GAO recommendations for DOT
The GAO’s latest report listed three recommendations to the DOT and they are:
- The Secretary of Transportation should request an evaluation of the different processes used by each modal administration to verify specifics regarding drug and alcohol testing data in regard to inspections and checking data for errors.
- The DOT’s website should disclose known limitations of drug and alcohol testing data consistent with key actions for open government.
- The Director of ODAPC should reach out to potential users in the general workforce because there may be a broader audience for the public data. Moreover, if the DOT identifies a broader audience, the GAO suggests engaging with potential users to evaluate the benefits and costs of making website improvements.
DOT Concurs with GAO
The DOT responded favorably to the recommendations and is taking steps to put their suggestions in place. As a matter of fact, it required each operating administration to complete a review to identify whether or not any additional process improvements need to be taken to improve the reliability of the gathered data. The evaluations were to be completed by June 30, 2022.
Additionally, the Office of Drug & Alcohol Policy & Compliance (ODAPC) has highlighted the fact that public drug and alcohol testing data is available on the DOT website at numerous conferences and training sessions throughout the year.
- American Association of Medical Review Officers
- Drug and Alcohol Testing Industry AssociationSubstance
- Abuse Program Administrators Association
- HHS’s Substance Abuse and Mental Health Services
- Administration’s Drug Testing Advisory Board
- FTA’s annual drug and alcohol conference
Meanwhile, the DOT is following through with its commitment to transparency by opening the comment period. It plans to utilize the input received to help increase awareness regarding the availability of data on the website. Moreover, being responsive to user feedback and engaging with those who provide comments will allow for collaborations and a chance to solicit input from non-governmental entities.
Ultimately, though, the goal in reaching out to the public is to determine how these users may value and use the test data that is publically available to them. Moreover, the comments could provide insight on how to improve and maintain the website in the future.

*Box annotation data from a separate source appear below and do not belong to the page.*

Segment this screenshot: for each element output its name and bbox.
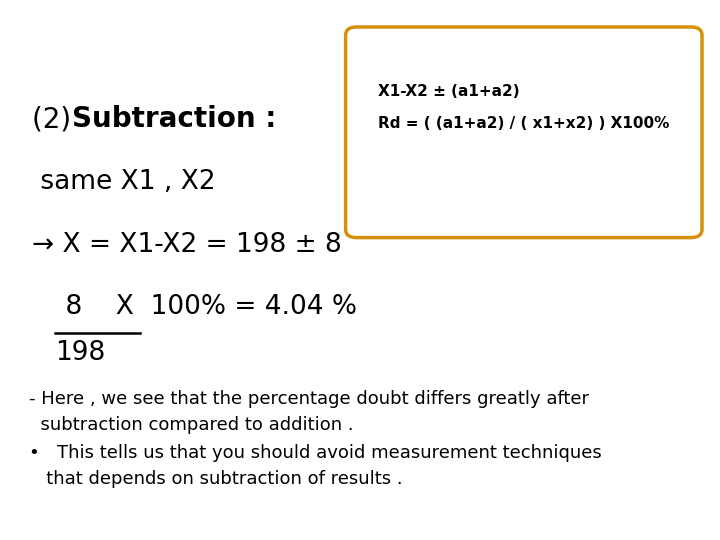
Text: same X1 , X2: same X1 , X2 <box>32 169 216 195</box>
Text: that depends on subtraction of results .: that depends on subtraction of results . <box>29 470 402 488</box>
Text: X1-X2 ± (a1+a2): X1-X2 ± (a1+a2) <box>378 84 520 99</box>
Text: → X = X1-X2 = 198 ± 8: → X = X1-X2 = 198 ± 8 <box>32 232 342 258</box>
Text: 198: 198 <box>55 340 105 366</box>
Text: •   This tells us that you should avoid measurement techniques: • This tells us that you should avoid me… <box>29 444 601 462</box>
Text: Subtraction :: Subtraction : <box>72 105 276 133</box>
Text: 8    X  100% = 4.04 %: 8 X 100% = 4.04 % <box>32 294 357 320</box>
Text: (2): (2) <box>32 105 81 133</box>
Text: subtraction compared to addition .: subtraction compared to addition . <box>29 416 354 434</box>
FancyBboxPatch shape <box>346 27 702 238</box>
Text: - Here , we see that the percentage doubt differs greatly after: - Here , we see that the percentage doub… <box>29 390 589 408</box>
Text: Rd = ( (a1+a2) / ( x1+x2) ) X100%: Rd = ( (a1+a2) / ( x1+x2) ) X100% <box>378 116 670 131</box>
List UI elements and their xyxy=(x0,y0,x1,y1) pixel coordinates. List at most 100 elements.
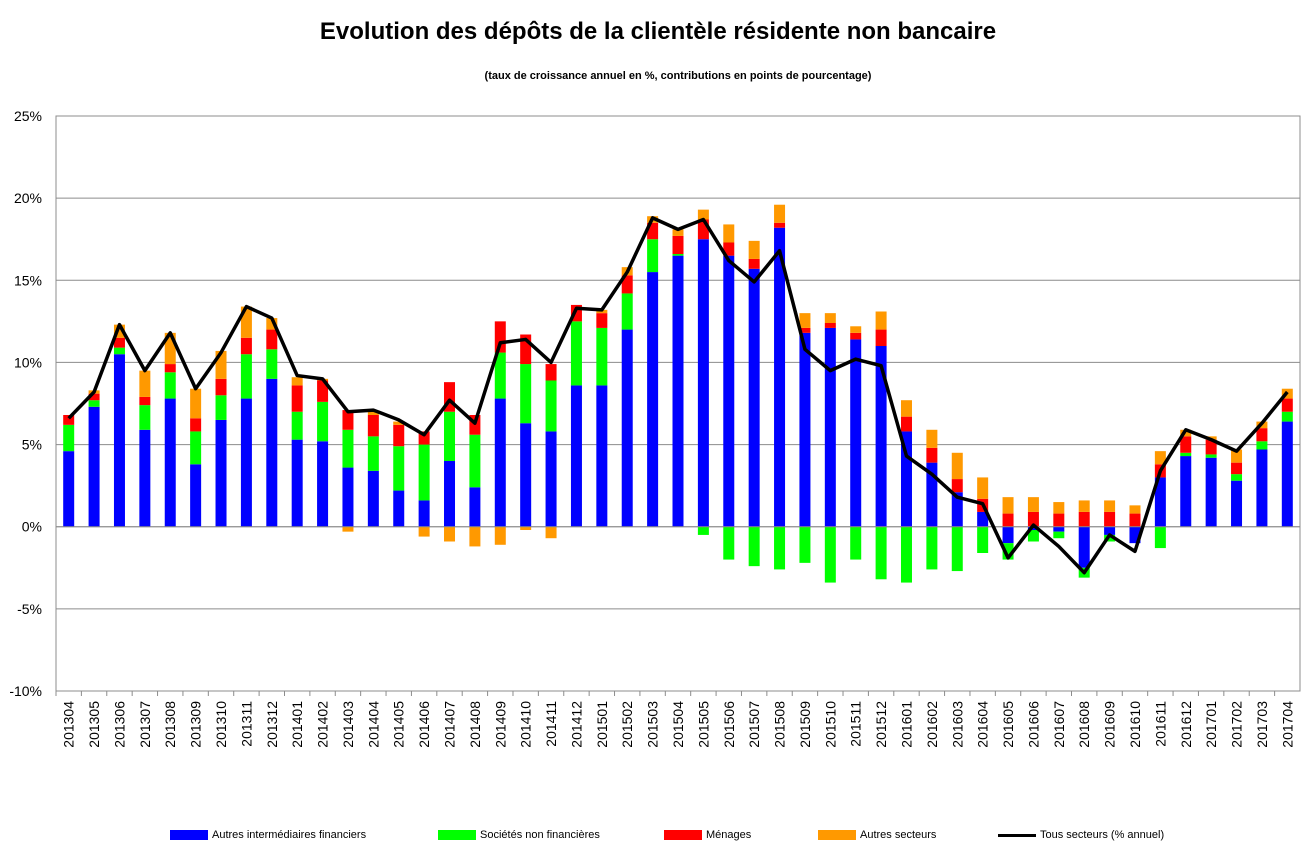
bar-segment xyxy=(291,439,303,527)
bar-segment xyxy=(1154,526,1166,549)
bar-segment xyxy=(824,327,836,527)
bar-segment xyxy=(342,429,354,468)
bar-segment xyxy=(240,354,252,399)
bar-segment xyxy=(723,242,735,256)
x-tick-label: 201406 xyxy=(416,701,432,748)
bar-segment xyxy=(926,462,938,527)
x-tick-label: 201611 xyxy=(1152,701,1168,747)
bar-segment xyxy=(139,396,151,406)
x-tick-label: 201608 xyxy=(1076,701,1092,748)
bar-segment xyxy=(1002,513,1014,527)
bar-segment xyxy=(88,393,100,401)
bar-segment xyxy=(900,526,912,583)
bar-segment xyxy=(1002,526,1014,544)
bar-segment xyxy=(164,332,176,365)
bar-segment xyxy=(774,204,786,223)
bar-segment xyxy=(520,423,532,527)
bar-segment xyxy=(113,337,125,348)
bar-segment xyxy=(875,329,887,346)
x-tick-label: 201503 xyxy=(645,701,661,748)
legend-item: Ménages xyxy=(664,829,751,841)
y-tick-label: 5% xyxy=(22,437,42,453)
bar-segment xyxy=(545,380,557,432)
legend-label: Tous secteurs (% annuel) xyxy=(1040,829,1165,841)
bar-segment xyxy=(672,229,684,236)
x-tick-label: 201507 xyxy=(746,701,762,748)
bar-segment xyxy=(596,385,608,527)
legend-label: Autres intermédiaires financiers xyxy=(212,829,367,841)
x-tick-label: 201607 xyxy=(1051,701,1067,748)
bar-segment xyxy=(1078,500,1090,512)
x-tick-label: 201508 xyxy=(772,701,788,748)
bar-segment xyxy=(190,418,202,432)
x-tick-label: 201704 xyxy=(1279,701,1295,748)
x-tick-label: 201604 xyxy=(975,701,991,748)
bar-segment xyxy=(1053,502,1065,514)
bar-segment xyxy=(1104,534,1116,542)
bar-segment xyxy=(799,526,811,563)
bar-segment xyxy=(317,380,329,402)
bar-segment xyxy=(799,313,811,328)
x-tick-label: 201403 xyxy=(340,701,356,748)
bar-segment xyxy=(266,329,278,350)
x-tick-label: 201304 xyxy=(61,701,77,748)
bar-segment xyxy=(291,411,303,440)
bar-segment xyxy=(240,306,252,338)
chart-subtitle: (taux de croissance annuel en %, contrib… xyxy=(484,70,872,82)
bar-segment xyxy=(1281,398,1293,412)
bar-segment xyxy=(266,378,278,527)
bar-segment xyxy=(215,350,227,379)
bar-segment xyxy=(494,352,506,399)
bar-segment xyxy=(570,385,582,527)
bar-segment xyxy=(63,424,75,452)
bar-segment xyxy=(444,382,456,412)
x-tick-label: 201702 xyxy=(1229,701,1245,748)
bar-segment xyxy=(164,364,176,373)
bar-segment xyxy=(977,477,989,499)
x-tick-label: 201612 xyxy=(1178,701,1194,748)
bar-segment xyxy=(900,431,912,527)
bar-segment xyxy=(215,419,227,527)
bar-segment xyxy=(545,431,557,527)
bar-segment xyxy=(723,255,735,527)
y-tick-label: -5% xyxy=(17,601,42,617)
y-tick-label: 0% xyxy=(22,519,42,535)
total-line xyxy=(67,216,1289,575)
bar-segment xyxy=(977,526,989,553)
x-tick-label: 201308 xyxy=(162,701,178,748)
bar-segment xyxy=(672,255,684,527)
bar-segment xyxy=(113,347,125,355)
bar-segment xyxy=(113,324,125,338)
x-tick-label: 201603 xyxy=(949,701,965,748)
bar-segment xyxy=(1231,449,1243,463)
bar-segment xyxy=(774,526,786,570)
bar-segment xyxy=(1154,477,1166,527)
x-tick-label: 201509 xyxy=(797,701,813,748)
bar-segment xyxy=(444,411,456,461)
bar-segment xyxy=(139,429,151,527)
bar-segment xyxy=(317,401,329,442)
bar-segment xyxy=(1281,421,1293,527)
bar-segment xyxy=(367,411,379,415)
bar-segment xyxy=(951,452,963,480)
bar-segment xyxy=(850,339,862,527)
bar-segment xyxy=(1281,411,1293,422)
bar-segment xyxy=(418,500,430,527)
bar-segment xyxy=(418,444,430,501)
bar-segment xyxy=(545,364,557,381)
bar-segment xyxy=(266,349,278,379)
bar-segment xyxy=(1002,497,1014,514)
bar-segment xyxy=(1231,480,1243,527)
bar-segment xyxy=(418,431,430,445)
bar-segment xyxy=(1180,436,1192,453)
bar-segment xyxy=(850,526,862,560)
bar-segment xyxy=(1104,526,1116,535)
bar-segment xyxy=(469,526,481,547)
legend-swatch xyxy=(998,833,1036,837)
bar-segment xyxy=(697,209,709,220)
chart-legend: Autres intermédiaires financiers Sociétés… xyxy=(0,829,1316,845)
bar-segment xyxy=(88,406,100,527)
bar-segment xyxy=(596,313,608,328)
bar-segment xyxy=(1256,428,1268,442)
bar-segment xyxy=(1027,530,1039,542)
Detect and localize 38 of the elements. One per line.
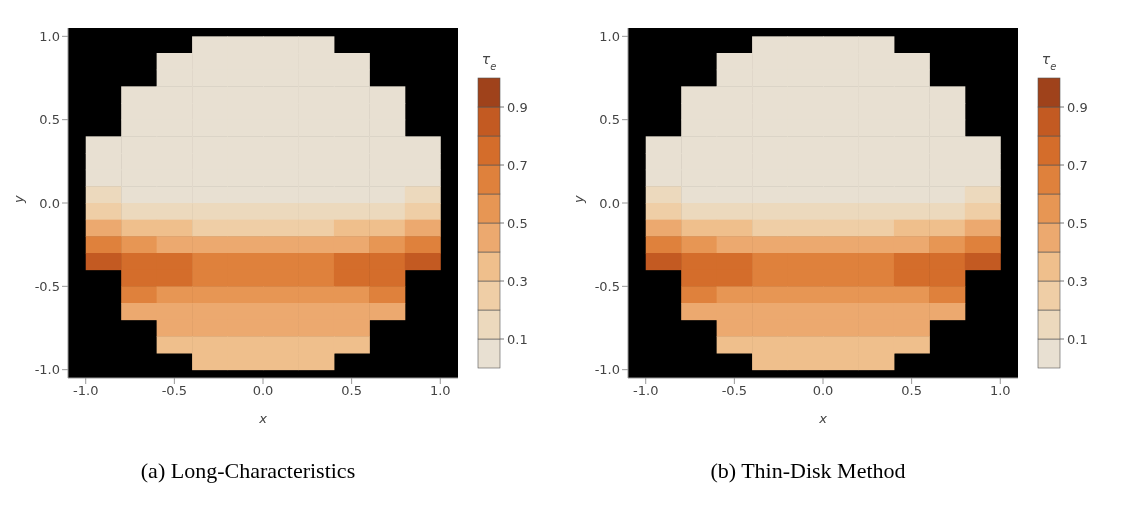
x-tick-label: -1.0 [73,383,99,399]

Paving the Way for Safe Travel
By addressing the recommendations presented in the report, the DOT is acknowledging that its ultimate goal is to keep the public safe. Sharing the drug and alcohol testing data collected during the year with employers in the general workforce may allow them to utilize it in a way that creates a safer workplace for their own employees.
A spokesperson for the GAO stated, “With a better understanding of potential needs and uses of the data, DOT would be able to determine whether implementing these actions would provide benefits consistent with any implementation costs.”
If comments warrant making changes to include a broader audience, then, the DOT will engage with users to evaluate the benefits—and costs—of adopting any additional key actions for open government data and will include making improvements to its website.